Letters to the Editor

Emergency supplies

Further scenarios (Mr B. P. Garrood)

Should cost be an issue? (Mrs J. Hamer)

Further scenarios

From Mr B. P. Garrood, MRPharmS

Your article about emergency supplies (PJ, 16 July, p76) describes well the situation in holiday areas. There are two other scenarios that occur frequently.

First there is the patient or family that arrives at the holiday destination having decided not to bring their medicines with them, but instead to bring their monthly prescriptions with up to 15 items to the local pharmacy — at about five o’clock on a Saturday afternoon. Among these items will be one or two which are not used by the holiday pharmacy. This means that the patient will be without these medicines until supplies can be obtained on Monday morning.

The second scenario concerns oxygen. One of the pharmacies where I do locum work is an oxygen supplier. Most oxygen patients are sensible and will telephone in advance to say that they will be requiring oxygen and arrangements can then be made. However, every now and again a patient’s carer will arrive on Saturday afternoon with two or three empty DD cylinders and a prescription for a dozen new ones. Unfortunately the oxygen supplier telephones on Friday afternoon for an order to be delivered on Monday and it is impossible to increase the order on Monday morning. What happens under the new oxygen arrangements?

But, of course, we are all human and two years ago our senior dispensing technician went on holiday to Australia — minus her atenolol tablets.

Brian Garrood
Norwich


Should cost be an issue?

From Mrs J. Hamer, MRPharmS

I read the article on emergency supplies (PJ, 16 July, p76) with interest — particularly the reference to emergency prescription charging.

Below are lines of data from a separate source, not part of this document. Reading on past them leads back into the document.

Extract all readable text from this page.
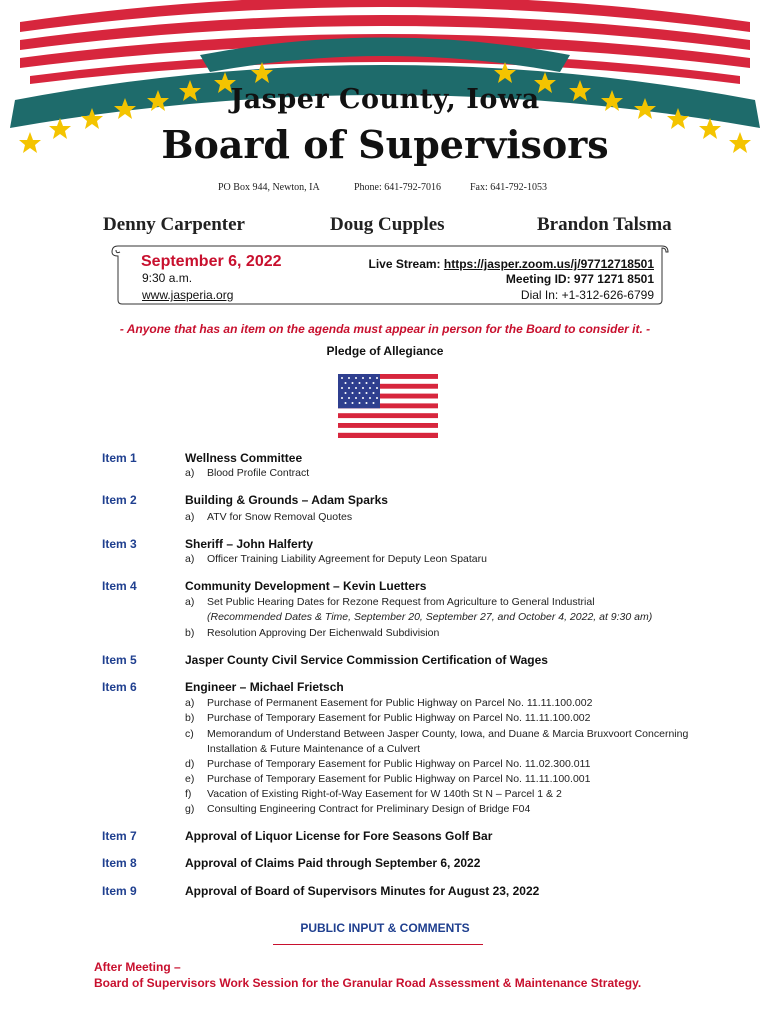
Jasper County, Iowa
Board of Supervisors
PO Box 944, Newton, IA	Phone: 641-792-7016	Fax: 641-792-1053
Denny Carpenter	Doug Cupples	Brandon Talsma
September 6, 2022
9:30 a.m.
www.jasperia.org
Live Stream: https://jasper.zoom.us/j/97712718501
Meeting ID: 977 1271 8501
Dial In: +1-312-626-6799
- Anyone that has an item on the agenda must appear in person for the Board to consider it. -
Pledge of Allegiance
Item 1	Wellness Committee
a) Blood Profile Contract
Item 2	Building & Grounds – Adam Sparks
a) ATV for Snow Removal Quotes
Item 3	Sheriff – John Halferty
a) Officer Training Liability Agreement for Deputy Leon Spataru
Item 4	Community Development – Kevin Luetters
a) Set Public Hearing Dates for Rezone Request from Agriculture to General Industrial
(Recommended Dates & Time, September 20, September 27, and October 4, 2022, at 9:30 am)
b) Resolution Approving Der Eichenwald Subdivision
Item 5	Jasper County Civil Service Commission Certification of Wages
Item 6	Engineer – Michael Frietsch
a) Purchase of Permanent Easement for Public Highway on Parcel No. 11.11.100.002
b) Purchase of Temporary Easement for Public Highway on Parcel No. 11.11.100.002
c) Memorandum of Understand Between Jasper County, Iowa, and Duane & Marcia Bruxvoort Concerning
Installation & Future Maintenance of a Culvert
d) Purchase of Temporary Easement for Public Highway on Parcel No. 11.02.300.011
e) Purchase of Temporary Easement for Public Highway on Parcel No. 11.11.100.001
f) Vacation of Existing Right-of-Way Easement for W 140th St N – Parcel 1 & 2
g) Consulting Engineering Contract for Preliminary Design of Bridge F04
Item 7	Approval of Liquor License for Fore Seasons Golf Bar
Item 8	Approval of Claims Paid through September 6, 2022
Item 9	Approval of Board of Supervisors Minutes for August 23, 2022
PUBLIC INPUT & COMMENTS
After Meeting –
Board of Supervisors Work Session for the Granular Road Assessment & Maintenance Strategy.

With a professional duty to act in the patient’s best interest, once the decision has been made that an emergency supply is necessary, should cost be an issue?

I refer to the “won’t pay” rather than those requiring expensive or multiple medicines, and people who know you would not welcome the tabloid publicity of the possible consequences of “just doing without”. I was once infuriated by a woman laden with clothes purchases, who refused to pay a nominal sum for some insulin, when she remarked to her companion, “I knew she’d let me have it eventually”.

As an employee of a large multiple, I incur no personal financial loss in these situations, but it is annoying to see the professional aspect of the service not valued — unlike the car mechanic or plumber.